52 Ford
Well-Known Member
I'm going to test the anvil when I grind all the multiple layers of old paint off the surface then do a hardness test. If it still has a hard steel top layer and I can smooth it out, I'll leave it at that. If it's not no steel left at all I may well try your weld the top up approach. I can weld, but I last did it 20 years ago! So I'll defo be practicing a bit on scrap before I dive back in, but I wasn't bad before, my dad was a good teacher and showed me how to change the pattern of stick movement if going up or down or left or right to ensure you didn't burn too long in one spot, but still keep the pool molten. I've still got a pretty steady hand so I should be OK when I get back on it.
I was planning of welding up a steel box and filling it with sand to dampen the anvil. As for the soft start, is that VFDs only or can the motor type be part of that as well? I saw a range of low torque startup motors?
As for hammers.. I'm holding off.
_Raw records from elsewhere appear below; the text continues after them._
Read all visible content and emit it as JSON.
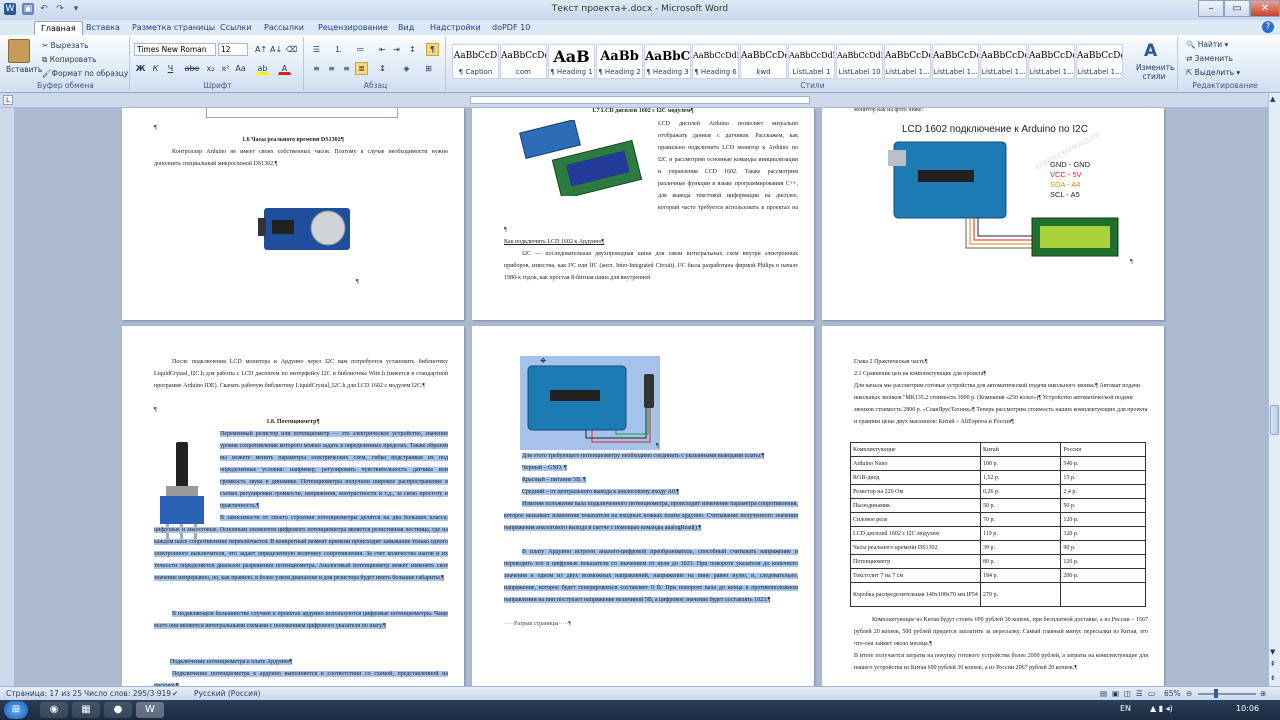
{
  "window": {
    "title": "Текст проекта+.docx - Microsoft Word"
  },
  "tabs": [
    "Главная",
    "Вставка",
    "Разметка страницы",
    "Ссылки",
    "Рассылки",
    "Рецензирование",
    "Вид",
    "Надстройки",
    "doPDF 10"
  ],
  "ribbon": {
    "clipboard": {
      "paste": "Вставить",
      "cut": "Вырезать",
      "copy": "Копировать",
      "format_painter": "Формат по образцу",
      "label": "Буфер обмена"
    },
    "font": {
      "family": "Times New Roman",
      "size": "12",
      "label": "Шрифт"
    },
    "paragraph": {
      "label": "Абзац"
    },
    "styles": {
      "label": "Стили",
      "items": [
        {
          "preview": "AaBbCcD",
          "name": "¶ Caption"
        },
        {
          "preview": "AaBbCcDc",
          "name": "com"
        },
        {
          "preview": "AaB",
          "name": "¶ Heading 1"
        },
        {
          "preview": "AaBb",
          "name": "¶ Heading 2"
        },
        {
          "preview": "AaBbC",
          "name": "¶ Heading 3"
        },
        {
          "preview": "AaBbCcDdE",
          "name": "¶ Heading 6"
        },
        {
          "preview": "AaBbCcDc",
          "name": "kwd"
        },
        {
          "preview": "AaBbCcDdE",
          "name": "ListLabel 1"
        },
        {
          "preview": "AaBbCcDdE",
          "name": "ListLabel 10"
        },
        {
          "preview": "AaBbCcDc",
          "name": "ListLabel 1..."
        },
        {
          "preview": "AaBbCcDc",
          "name": "ListLabel 1..."
        },
        {
          "preview": "AaBbCcDc",
          "name": "ListLabel 1..."
        },
        {
          "preview": "AaBbCcDc",
          "name": "ListLabel 1..."
        },
        {
          "preview": "AaBbCcDc",
          "name": "ListLabel 1..."
        }
      ],
      "change": "Изменить стили"
    },
    "editing": {
      "find": "Найти",
      "replace": "Заменить",
      "select": "Выделить",
      "label": "Редактирование"
    }
  },
  "pages": {
    "p1": {
      "heading": "1.6 Часы реального времени DS1302¶",
      "body": "Контроллер Arduino не имеет своих собственных часов. Поэтому в случае необходимости нужно дополнить специальный микросхемой DS1302.¶",
      "para1": "¶",
      "para2": "¶"
    },
    "p2": {
      "heading": "1.7 LCD дисплей 1602 с I2C модулем¶",
      "body1": "LCD дисплей Arduino позволяет визуально отображать данные с датчиков. Расскажем, как правильно подключить LCD монитор к Arduino по I2C и рассмотрим основные команды инициализации и управления LCD 1602. Также рассмотрим различные функции в языке программирования С++, для вывода текстовой информации на дисплее, который часто требуется использовать в проектах на Ардуино.¶",
      "sub": "Как подключить LCD 1602 к Ардуино¶",
      "body2": "I2C — последовательная двухпроводная шина для связи интегральных схем внутри электронных приборов, известна, как I²C или IIC (англ. Inter-Integrated Circuit). I²C была разработана фирмой Philips в начале 1980-х годов, как простая 8-битная шина для внутренней"
    },
    "p3": {
      "top": "монитор как на фото ниже:",
      "diagram_title": "LCD 1602 подключение к Arduino по I2C",
      "pins": [
        {
          "text": "GND - GND",
          "color": "#222222"
        },
        {
          "text": "VCC - 5V",
          "color": "#e02020"
        },
        {
          "text": "SDA - A4",
          "color": "#e08a00"
        },
        {
          "text": "SCL - A5",
          "color": "#222222"
        }
      ],
      "watermark": "РОБОТЕХНИКА18.РФ"
    },
    "p4": {
      "body1": "После подключения LCD монитора к Ардуино через I2C вам потребуется установить библиотеку LiquidCrystal_I2C.h для работы с LCD дисплеем по интерфейсу I2C и библиотека Wire.h (имеется в стандартной программе Arduino IDE). Скачать рабочую библиотеку LiquidCrystal_I2C.h для LCD 1602 с модулем I2C.¶",
      "heading": "1.8. Потенциометр¶",
      "body2": "Переменный резистор или потенциометр — это электрическое устройство, значение уровня сопротивления которого можно задать в определенных пределах. Также образом вы можете менять параметры электрических схем, гибко подстраивая их под определенные условия: например, регулировать чувствительность датчика или громкость звука в динамике. Потенциометры получили широкое распространение в схемах регулировки громкости, напряжения, контрастности и т.д., за свою простоту и практичность.¶",
      "body3": "В зависимости от своего строения потенциометры делятся на два больших класса: цифровые и аналоговые. Основным элементом цифрового потенциометра является резистивная лестница, где на каждом шаге сопротивление переключается. В конкретный момент времени происходит замыкание только одного электронного выключателя, что задает определенную величину сопротивления. За счет количества шагов и их точности определяется диапазон разрешения потенциометра. Аналоговый потенциометр может изменять свое значение непрерывно, но, как правило, в более узком диапазоне и для резистора будет иметь большие габариты.¶",
      "body4": "В подавляющем большинстве случаев в проектах ардуино используются цифровые потенциометры. Чаще всего они являются интегральными схемами с положением цифрового указателя по шагу.¶",
      "sub": "Подключение потенциометра к плате Ардуино¶",
      "body5": "Подключение потенциометра к ардуино выполняется в соответствии со схемой, представленной на рисунке.¶"
    },
    "p5": {
      "body1": "Для этого требующего потенциометру необходимо соединить с указанными выводами платы:¶",
      "items": [
        "Черный – GND. ¶",
        "Красный – питание 5В. ¶",
        "Средний – от центрального вывода к аналоговому входу A0.¶"
      ],
      "body2": "Изменяя положение вала подключенного потенциометра, происходит изменение параметра сопротивления, которое вызывает изменение показателя на входных ножках платы ардуино. Считывание полученного значения напряжения аналогового выхода в скетче с помощью команды analogRead().¶",
      "body3": "В плату Ардуино встроен аналого-цифровой преобразователь, способный считывать напряжение и переводить его в цифровые показатели со значением от нуля до 1023. При повороте указателя до конечного значения в одном из двух возможных направлений, напряжение на пине равно нулю, и, следовательно, напряжение, которое будет генерироваться составляет 0 В. При повороте вала до конца в противоположном направлении на пин поступает напряжение величиной 5В, а цифровое значение будет составлять 1023.¶",
      "pagebreak": "Разрыв страницы"
    },
    "p6": {
      "heading": "Глава 2 Практическая часть¶",
      "sub": "2.1 Сравнение цен на комплектующие для проекта¶",
      "body1": "Для начала мы рассмотрим готовые устройства для автоматической подачи школьного звонка.¶ Автомат подачи школьных звонков \"МК135.2 стоимость 3900 р. (Компания «250 вольт»)¶ Устройство автоматической подачи звонков стоимость 2800 р. «СлавЯрусТехник»¶ Теперь рассмотрим стоимость наших комплектующих для проекта и сравним цены двух магазинов: Китай – AliExpress и Россия¶",
      "table": {
        "headers": [
          "Комплектующие",
          "Китай",
          "Россия"
        ],
        "rows": [
          [
            "Arduino Nano",
            "100 р.",
            "540 р."
          ],
          [
            "RGB-диод",
            "1,52 р.",
            "15 р."
          ],
          [
            "Резистор на 220 Ом",
            "0,26 р.",
            "2,4 р."
          ],
          [
            "Пьезодинамик",
            "50 р.",
            "50 р."
          ],
          [
            "Силовое реле",
            "70 р.",
            "120 р."
          ],
          [
            "LCD дисплей 1602 с I2C модулем",
            "119 р.",
            "320 р."
          ],
          [
            "Часы реального времени DS1302",
            "39 р.",
            "90 р."
          ],
          [
            "Потенциометр",
            "80 р.",
            "120 р."
          ],
          [
            "Текстолит 7 на 7 см",
            "184 р.",
            "200 р."
          ],
          [
            "Коробка распределительная 140х100х70 мм IP54",
            "270 р.",
            ""
          ]
        ]
      },
      "body2": "Комплектующие из Китая будут стоить 699 рублей 30 копеек, при бесплатной доставке, а из России – 1567 рублей 20 копеек, 500 рублей придется заплатить за пересылку. Самый главный минус пересылки из Китая, это что-она займет около месяца.¶",
      "body3": "В итоге получается затраты на покупку готового устройства более 2000 рублей, а затраты на комплектующие для нашего устройства из Китая 699 рублей 30 копеек, а из России 2067 рублей 20 копеек.¶"
    }
  },
  "status": {
    "page": "Страница: 17 из 25",
    "words": "Число слов: 295/3 919",
    "lang": "Русский (Россия)",
    "zoom": "65%"
  },
  "taskbar": {
    "lang": "EN",
    "time": "10:06"
  }
}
I bought a cheap modern one, and the plan is to make my own with that one and the flypress.
I'll revisit your question about motors tomorrow. I'm getting over a cold right now and it's all in my head right now. Sinus pressure and whatnot. Bleh.
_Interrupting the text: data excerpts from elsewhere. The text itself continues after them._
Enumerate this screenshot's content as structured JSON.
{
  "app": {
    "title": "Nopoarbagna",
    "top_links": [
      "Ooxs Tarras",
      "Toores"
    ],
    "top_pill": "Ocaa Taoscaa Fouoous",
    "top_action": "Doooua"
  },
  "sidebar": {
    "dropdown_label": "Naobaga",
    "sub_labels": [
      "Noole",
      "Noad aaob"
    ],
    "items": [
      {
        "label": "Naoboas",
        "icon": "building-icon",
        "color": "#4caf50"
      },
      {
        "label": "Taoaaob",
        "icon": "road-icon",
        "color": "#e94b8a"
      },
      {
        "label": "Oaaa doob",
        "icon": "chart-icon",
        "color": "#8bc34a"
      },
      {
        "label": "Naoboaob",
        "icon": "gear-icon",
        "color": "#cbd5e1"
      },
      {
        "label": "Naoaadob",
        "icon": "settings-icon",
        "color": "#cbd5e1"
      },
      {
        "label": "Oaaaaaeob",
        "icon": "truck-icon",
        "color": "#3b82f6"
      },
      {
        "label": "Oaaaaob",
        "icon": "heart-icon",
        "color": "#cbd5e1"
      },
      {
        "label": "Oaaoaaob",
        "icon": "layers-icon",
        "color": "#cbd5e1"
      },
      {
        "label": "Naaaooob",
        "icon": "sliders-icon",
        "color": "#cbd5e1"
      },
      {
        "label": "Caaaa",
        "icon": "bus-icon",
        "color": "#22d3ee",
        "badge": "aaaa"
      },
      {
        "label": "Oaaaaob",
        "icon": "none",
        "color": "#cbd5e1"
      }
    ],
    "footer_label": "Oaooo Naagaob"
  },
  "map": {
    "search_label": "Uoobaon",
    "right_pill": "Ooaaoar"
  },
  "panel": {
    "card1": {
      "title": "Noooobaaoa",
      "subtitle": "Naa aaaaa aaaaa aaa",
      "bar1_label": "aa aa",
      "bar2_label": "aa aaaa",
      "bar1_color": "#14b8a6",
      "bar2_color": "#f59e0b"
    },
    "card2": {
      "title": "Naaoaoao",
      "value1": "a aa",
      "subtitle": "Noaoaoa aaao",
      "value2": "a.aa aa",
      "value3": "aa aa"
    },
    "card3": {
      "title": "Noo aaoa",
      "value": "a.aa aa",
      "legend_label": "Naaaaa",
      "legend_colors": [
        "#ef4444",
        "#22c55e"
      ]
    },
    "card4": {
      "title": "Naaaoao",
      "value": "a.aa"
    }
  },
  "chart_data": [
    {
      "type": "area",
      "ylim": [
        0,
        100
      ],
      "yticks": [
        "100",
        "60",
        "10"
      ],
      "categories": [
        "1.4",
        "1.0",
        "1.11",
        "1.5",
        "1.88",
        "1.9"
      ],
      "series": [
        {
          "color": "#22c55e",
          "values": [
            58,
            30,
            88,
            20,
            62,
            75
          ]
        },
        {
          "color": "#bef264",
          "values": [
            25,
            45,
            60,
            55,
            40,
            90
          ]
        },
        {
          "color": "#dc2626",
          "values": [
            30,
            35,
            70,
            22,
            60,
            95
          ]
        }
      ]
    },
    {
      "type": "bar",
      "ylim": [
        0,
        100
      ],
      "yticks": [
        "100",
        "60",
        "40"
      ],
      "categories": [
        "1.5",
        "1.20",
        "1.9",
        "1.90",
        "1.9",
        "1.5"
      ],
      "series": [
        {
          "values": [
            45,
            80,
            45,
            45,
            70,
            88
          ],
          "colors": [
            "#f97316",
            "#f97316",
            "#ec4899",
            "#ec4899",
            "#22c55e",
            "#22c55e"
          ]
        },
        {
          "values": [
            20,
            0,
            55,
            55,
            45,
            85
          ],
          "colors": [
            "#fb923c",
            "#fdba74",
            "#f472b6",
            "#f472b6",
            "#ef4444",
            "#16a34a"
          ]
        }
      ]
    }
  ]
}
Anywho, even cheap (Harbor Freight or equivelent) hammers can work well. Strip the lacquer finish off the wooden handles, char the wood with a blowtorch, then liberally apply boiled linseed oil while wood is still hot. I reapply oil every few months. I don't bother wiping off the excess. As a blacksmith, boil linseed oil is your friend. It's an excellent finish for steel (very tough and rust resistant) and makes your hammer handles a lot tougher (more tough? Tougher? Words is hard).